Indeed, while there are various different speed and hardness options, and loads of different modes, such as Versus, the career Frontier mode, Time Attack, Stage Attack, and both two-player and four-player local wi-fi multiplayer modes, Gunpey feels a bit fragile.

Everything's beautifully presented, with lots of skins, funky music, and quirky characters to joust against in Frontier mode. Clear multiple blocks and you'll get to launch special attacks too. But somehow none of these many options really convince when compared to the standard 'Endless' mode.

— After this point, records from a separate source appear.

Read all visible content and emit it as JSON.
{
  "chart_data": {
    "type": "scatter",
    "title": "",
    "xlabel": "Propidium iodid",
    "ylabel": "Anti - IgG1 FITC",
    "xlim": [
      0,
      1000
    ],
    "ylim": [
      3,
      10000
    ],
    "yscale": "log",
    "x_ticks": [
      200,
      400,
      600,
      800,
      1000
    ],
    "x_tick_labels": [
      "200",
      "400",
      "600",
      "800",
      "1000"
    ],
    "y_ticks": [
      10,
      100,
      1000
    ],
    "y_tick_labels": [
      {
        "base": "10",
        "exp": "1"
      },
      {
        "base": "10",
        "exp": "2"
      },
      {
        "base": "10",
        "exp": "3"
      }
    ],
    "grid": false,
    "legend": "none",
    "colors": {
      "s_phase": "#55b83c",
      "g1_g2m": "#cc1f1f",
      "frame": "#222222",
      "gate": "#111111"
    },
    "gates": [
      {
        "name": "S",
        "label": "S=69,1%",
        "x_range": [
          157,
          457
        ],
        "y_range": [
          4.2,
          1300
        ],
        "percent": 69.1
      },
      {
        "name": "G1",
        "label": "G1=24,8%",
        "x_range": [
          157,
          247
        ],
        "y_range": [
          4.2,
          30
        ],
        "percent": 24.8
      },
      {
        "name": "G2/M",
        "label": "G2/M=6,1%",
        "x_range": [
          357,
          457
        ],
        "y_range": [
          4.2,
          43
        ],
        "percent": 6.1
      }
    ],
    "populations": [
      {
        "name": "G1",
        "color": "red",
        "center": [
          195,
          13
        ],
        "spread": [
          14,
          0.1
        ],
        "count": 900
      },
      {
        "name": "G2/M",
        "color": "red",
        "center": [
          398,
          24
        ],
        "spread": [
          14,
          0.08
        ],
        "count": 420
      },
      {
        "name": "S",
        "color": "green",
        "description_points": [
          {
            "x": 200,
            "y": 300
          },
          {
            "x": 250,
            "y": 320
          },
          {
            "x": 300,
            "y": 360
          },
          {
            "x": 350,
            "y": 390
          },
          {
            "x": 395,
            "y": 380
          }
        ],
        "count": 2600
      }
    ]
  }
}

In fact, the most fun to be had with Gunpey is playing the Endless mode using double screens. This forces you to control the pace of two games – one on the top-screen and one on the bottom – with you hitting the rotate button to switch between them. In this case, the arrow button finally does become important, because you'll probably want to play one screen quickly – using it to build up big combos – while letting the other operate at the default speed.

But one part of one mode isn't really good enough to recommend an entire game. In this, Gunpey feels very much like Meteos, which was the first DS puzzle game created by its developer, Q Entertainment.

Gunpey is based on a nice idea, but one that's been stretched in too many directions without ever approaching puzzling perfection. Less crack cocaine then, more like a box of hit-and-miss chocolate liquors.